Coming to Terms with Late Diagnosed Autism/ADHD Grief

Since learning that I am autistic and have ADHD earlier this year, I have heard a lot about late diagnosed Autism/ADHD grief, but I did not understand the concept initially. 

When I learned that I was autistic at forty-seven, I was not sad about the diagnosis. I was instead relieved to finally have answers to questions that had tormented me for decades. 

I could finally stop wondering IF I had ADHD and autism, as my wife had long suspected. When I paid an obscene amount of money for an extensive psychological and neurological test, I was able to replace a suspicion that I was neuro-divergent with the knowledge that I am neuro-divergent and have been all my life. 

It wasn’t until I saw a Reel about late-diagnosed ADHD grief that I began to understand the concept.
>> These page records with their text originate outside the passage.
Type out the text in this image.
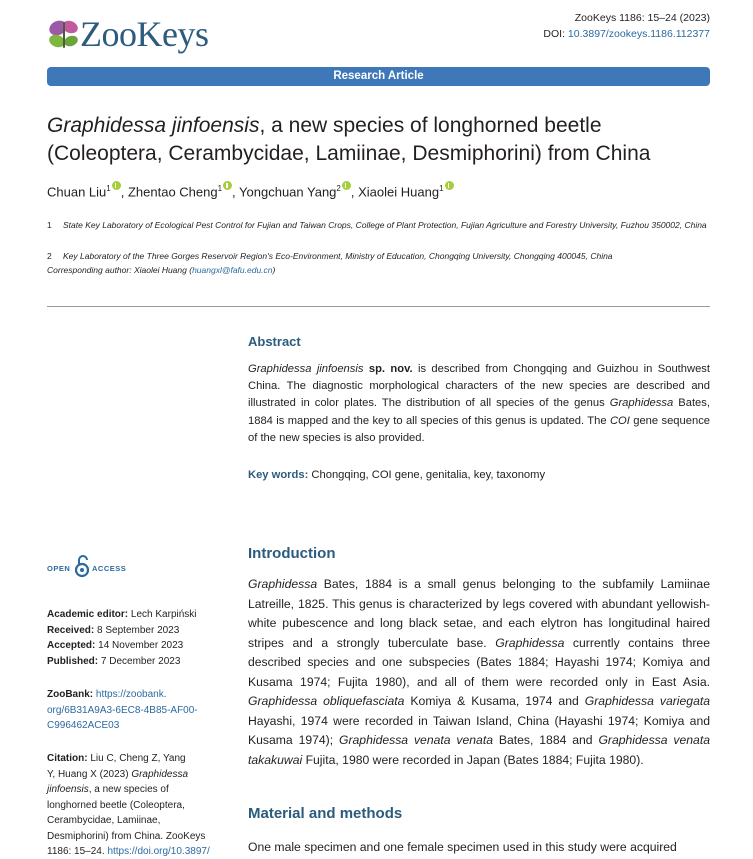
ZooKeys	ZooKeys 1186: 15–24 (2023)
DOI: 10.3897/zookeys.1186.112377
Research Article
Graphidessa jinfoensis, a new species of longhorned beetle (Coleoptera, Cerambycidae, Lamiinae, Desmiphorini) from China
Chuan Liu$^1$ , Zhentao Cheng$^1$ , Yongchuan Yang$^2$ , Xiaolei Huang$^1$
1 State Key Laboratory of Ecological Pest Control for Fujian and Taiwan Crops, College of Plant Protection, Fujian Agriculture and Forestry University, Fuzhou 350002, China
2 Key Laboratory of the Three Gorges Reservoir Region's Eco-Environment, Ministry of Education, Chongqing University, Chongqing 400045, China
Corresponding author: Xiaolei Huang (huangxl@fafu.edu.cn)
Abstract

Graphidessa jinfoensis sp. nov. is described from Chongqing and Guizhou in Southwest China. The diagnostic morphological characters of the new species are described and illustrated in color plates. The distribution of all species of the genus Graphidessa Bates, 1884 is mapped and the key to all species of this genus is updated. The COI gene sequence of the new species is also provided.

Key words: Chongqing, COI gene, genitalia, key, taxonomy
OPEN	ACCESS
Academic editor: Lech Karpiński
Received: 8 September 2023
Accepted: 14 November 2023
Published: 7 December 2023
ZooBank: https://zoobank.
org/6B31A9A3-6EC8-4B85-AF00-
C996462ACE03
Citation: Liu C, Cheng Z, Yang
Y, Huang X (2023) Graphidessa
jinfoensis, a new species of
longhorned beetle (Coleoptera,
Cerambycidae, Lamiinae,
Desmiphorini) from China. ZooKeys
1186: 15–24. https://doi.org/10.3897/
Introduction

Graphidessa Bates, 1884 is a small genus belonging to the subfamily Lamiinae Latreille, 1825. This genus is characterized by legs covered with abundant yellowish-white pubescence and long black setae, and each elytron has longitudinal haired stripes and a strongly tuberculate base. Graphidessa currently contains three described species and one subspecies (Bates 1884; Hayashi 1974; Komiya and Kusama 1974; Fujita 1980), and all of them were recorded only in East Asia. Graphidessa obliquefasciata Komiya & Kusama, 1974 and Graphidessa variegata Hayashi, 1974 were recorded in Taiwan Island, China (Hayashi 1974; Komiya and Kusama 1974); Graphidessa venata venata Bates, 1884 and Graphidessa venata takakuwai Fujita, 1980 were recorded in Japan (Bates 1884; Fujita 1980).

Material and methods

One male specimen and one female specimen used in this study were acquired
Incidentally, my reels always used to be of sexy women doing TikTok dances. Now, it’s exclusively people discussing their experiences with ADHD/Autism. That feels like a natural, organic, even inevitable evolution. 

Watching this reel, I had a revelation. Late-diagnosed ADH/Autism grief isn’t about the diagnosis or the condition, necessarily. Instead, late-diagnosed ADHD/Autism grief is around everything that came before the diagnosis. 

I’m not grieving my current life as the autistic/ADHD father of two boys with autism/ADHD. That life is hard but full of joy, meaning, and satisfaction. 

What I’m grieving is everything that didn’t happen because I did not learn conclusively that I was autistic and had ADHD until I was forty-seven years old and the father of two boys on the spectrum. 

I’m mourning the childhood that I did not have because I did not realize that I was autistic and had ADHD until I was deep into middle age. I mourn the past that could have been if I had been diagnosed at the same age my boys were diagnosed, and I could have understood myself and the enduring mystery of my brain so much better. 

I’m mourning being born at the wrong time. I’m grieving the misfortune of being born in 1976 and coming of age at a time when autism was a weird condition the public knew almost exclusively from Dustin Hoffman’s twitchy performance in Rain Man rather than as a major force in American life and my life in particular. 

I mourn the sense of community and solidarity that I might have felt with other people like me when I was a child, adolescent, and young adult. I mourn the fact that I masked just well enough to never receive the help and support that I desperately needed. 

I mourn having spent so much time over-thinking my brain during my adolescence in a group home for emotionally disturbed adolescents, my month in a mental hospital, or countless hours of therapy when I talked and talked and talked about my frazzled life and broken brain without anyone realizing that I was neuro-divergent. 

I grieve a nonexistent professional life in which my colleagues might have understood me better and been able to accommodate my needs instead of just thinking that I was weird, awkward, and scattered. 

I did not realize it at first, but I definitely have late-diagnosed ADHD/Autism grief. I cannot do anything to undo a past where I did not know that I was autistic or had ADHD. But I can help ensure that my sons don’t have to go through what I did. 

I can help my boys embrace everything that makes them different, special, and unique. I can help my boys love their autistic brains and their autistic bodies. 

I cannot change the past, but I have control over the present and future as much as anyone can in this wild, weird, crazy-making, and unfathomable world.